Even if they are attacked by uniformed personnel, Gwira advises martial artists to take the details of the security officer and file an official complaint instead of retaliating.
According to Gwira - the Chief Instructor of African Goju Ghana and a seventh-degree black belt holder, any attack on a uniformed officer is seen as an attack on the entire institution and comes with unwanted consequences.
However, he stressed that if one's life was under threat, then it would be a different matter.
"Practitioners of African Goju are not to attack anyone in uniform, If anyone in uniform attacks you, you take their name and number and report them," he said.
"The problem is that if you attack them, you are fighting the institution not the person and the whole institution would come after you and nothing is going to save you in that regard".

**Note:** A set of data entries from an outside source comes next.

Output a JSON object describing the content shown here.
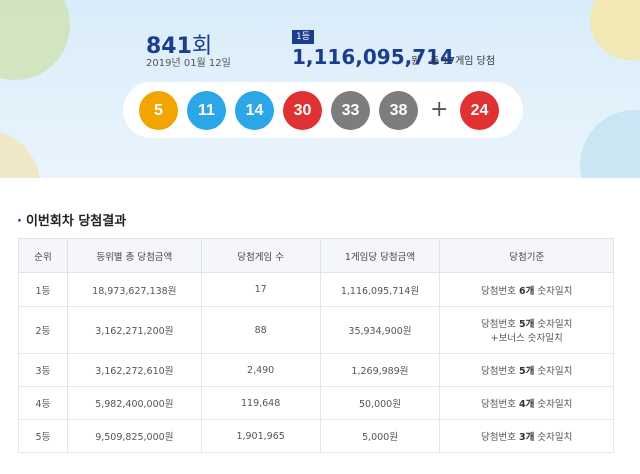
{
  "draw": {
    "round_number": "841",
    "round_suffix": "회",
    "date": "2019년 01월 12일",
    "rank_badge": "1등",
    "first_prize_amount": "1,116,095,714",
    "first_prize_unit": "원",
    "winners_note": "총 17게임 당첨",
    "plus_symbol": "+",
    "numbers": [
      {
        "value": "5",
        "color": "#f2a400"
      },
      {
        "value": "11",
        "color": "#2ba6e6"
      },
      {
        "value": "14",
        "color": "#2ba6e6"
      },
      {
        "value": "30",
        "color": "#e03232"
      },
      {
        "value": "33",
        "color": "#7d7d7d"
      },
      {
        "value": "38",
        "color": "#7d7d7d"
      }
    ],
    "bonus": {
      "value": "24",
      "color": "#e03232"
    }
  },
  "section": {
    "bullet": "·",
    "title": "이번회차 당첨결과"
  },
  "table": {
    "headers": [
      "순위",
      "등위별 총 당첨금액",
      "당첨게임 수",
      "1게임당 당첨금액",
      "당첨기준"
    ],
    "rows": [
      {
        "rank": "1등",
        "total": "18,973,627,138원",
        "games": "17",
        "per_game": "1,116,095,714원",
        "criteria_pre": "당첨번호 ",
        "criteria_bold": "6개",
        "criteria_post": " 숫자일치",
        "criteria_extra": ""
      },
      {
        "rank": "2등",
        "total": "3,162,271,200원",
        "games": "88",
        "per_game": "35,934,900원",
        "criteria_pre": "당첨번호 ",
        "criteria_bold": "5개",
        "criteria_post": " 숫자일치",
        "criteria_extra": "+보너스 숫자일치"
      },
      {
        "rank": "3등",
        "total": "3,162,272,610원",
        "games": "2,490",
        "per_game": "1,269,989원",
        "criteria_pre": "당첨번호 ",
        "criteria_bold": "5개",
        "criteria_post": " 숫자일치",
        "criteria_extra": ""
      },
      {
        "rank": "4등",
        "total": "5,982,400,000원",
        "games": "119,648",
        "per_game": "50,000원",
        "criteria_pre": "당첨번호 ",
        "criteria_bold": "4개",
        "criteria_post": " 숫자일치",
        "criteria_extra": ""
      },
      {
        "rank": "5등",
        "total": "9,509,825,000원",
        "games": "1,901,965",
        "per_game": "5,000원",
        "criteria_pre": "당첨번호 ",
        "criteria_bold": "3개",
        "criteria_post": " 숫자일치",
        "criteria_extra": ""
      }
    ]
  }
}
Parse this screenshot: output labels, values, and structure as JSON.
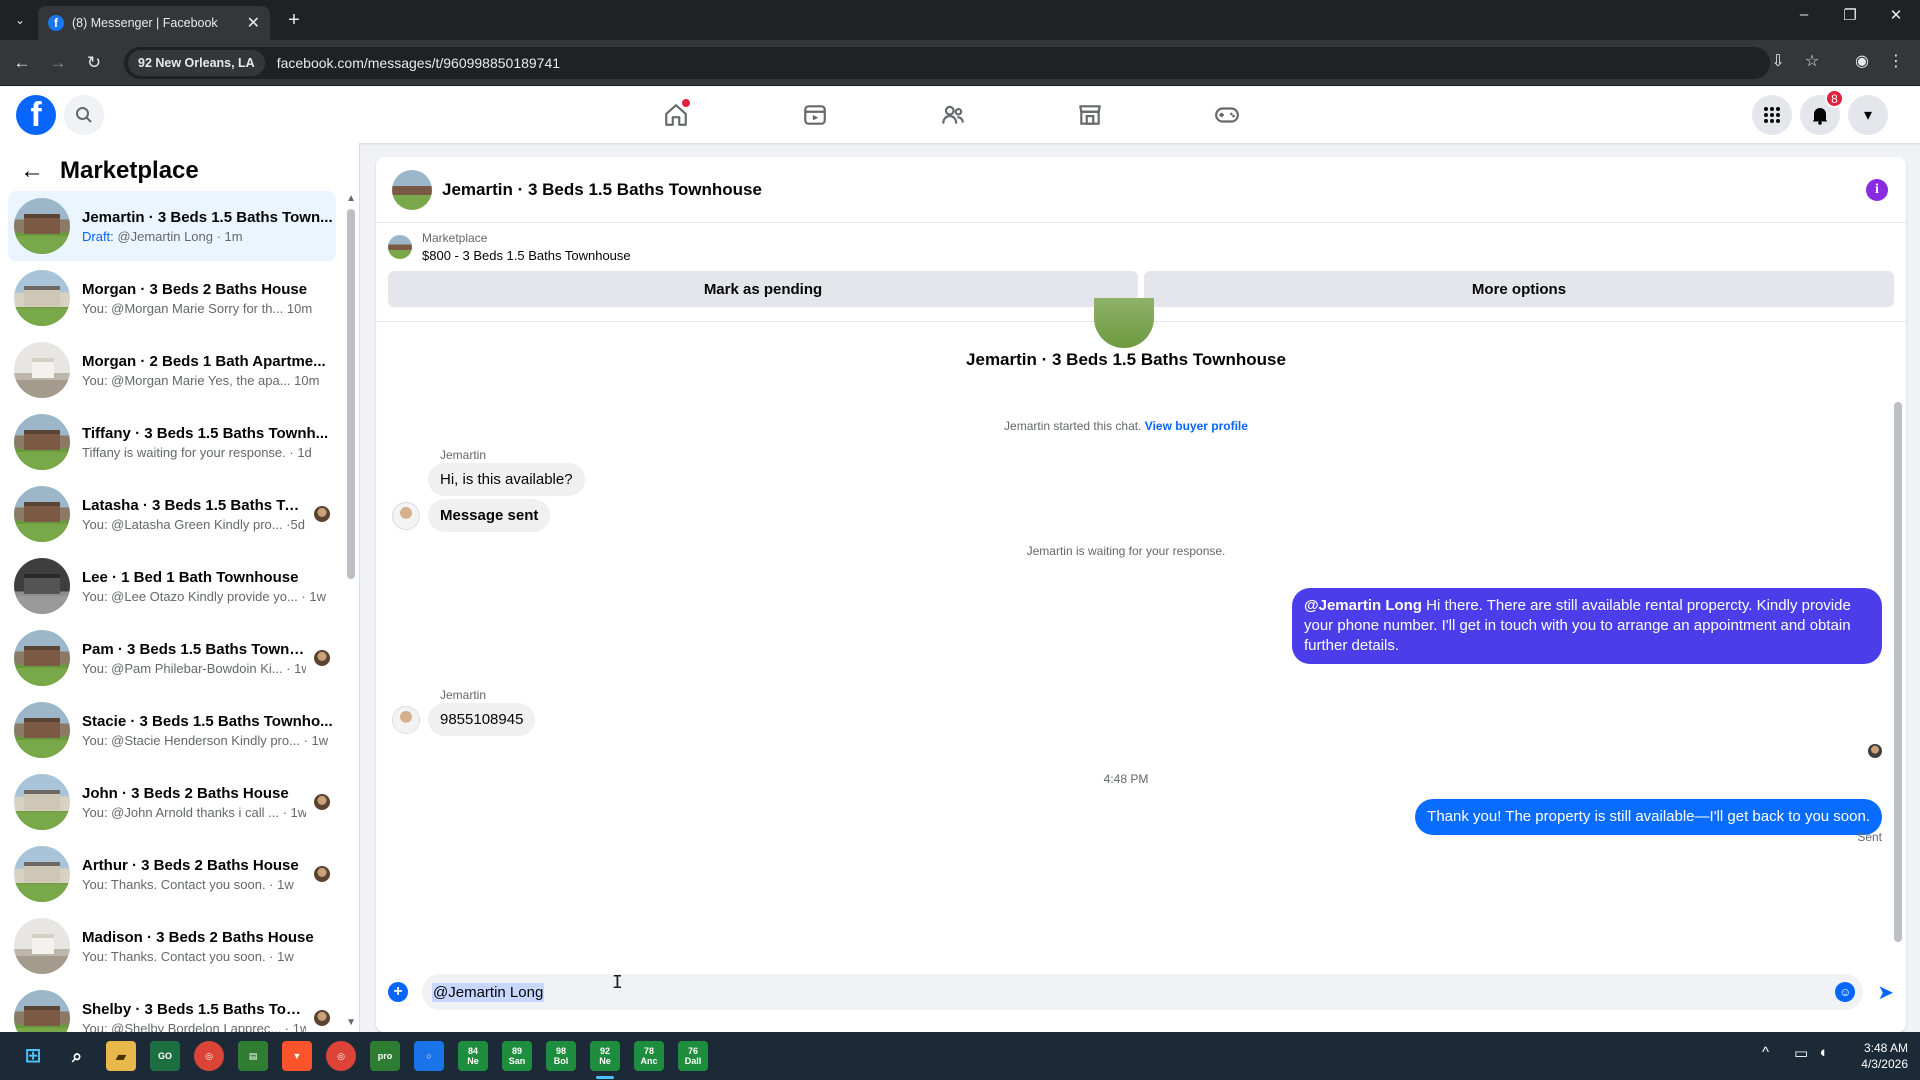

Gwira made these comments during a one-day martial arts seminar on African Goju in Accra, organized by Professor Danny Gwira, Founder of African Goju and the Martial Arts Institute.
The seminar featured presentations on the basics and fundamentals of African Goju, as well as demonstrations and exhibitions of martial arts.
In attendance were members of the African Goju Hall of Fame and scores of young children from the African Goju club at Ashongman.
The aim of the seminar was to educate people about the existence of African Goju as an African self-defence form.
Professor Gwira also urged parents to enrol their children in African Goju and other martial arts because of the discipline and mental toughness that they teach.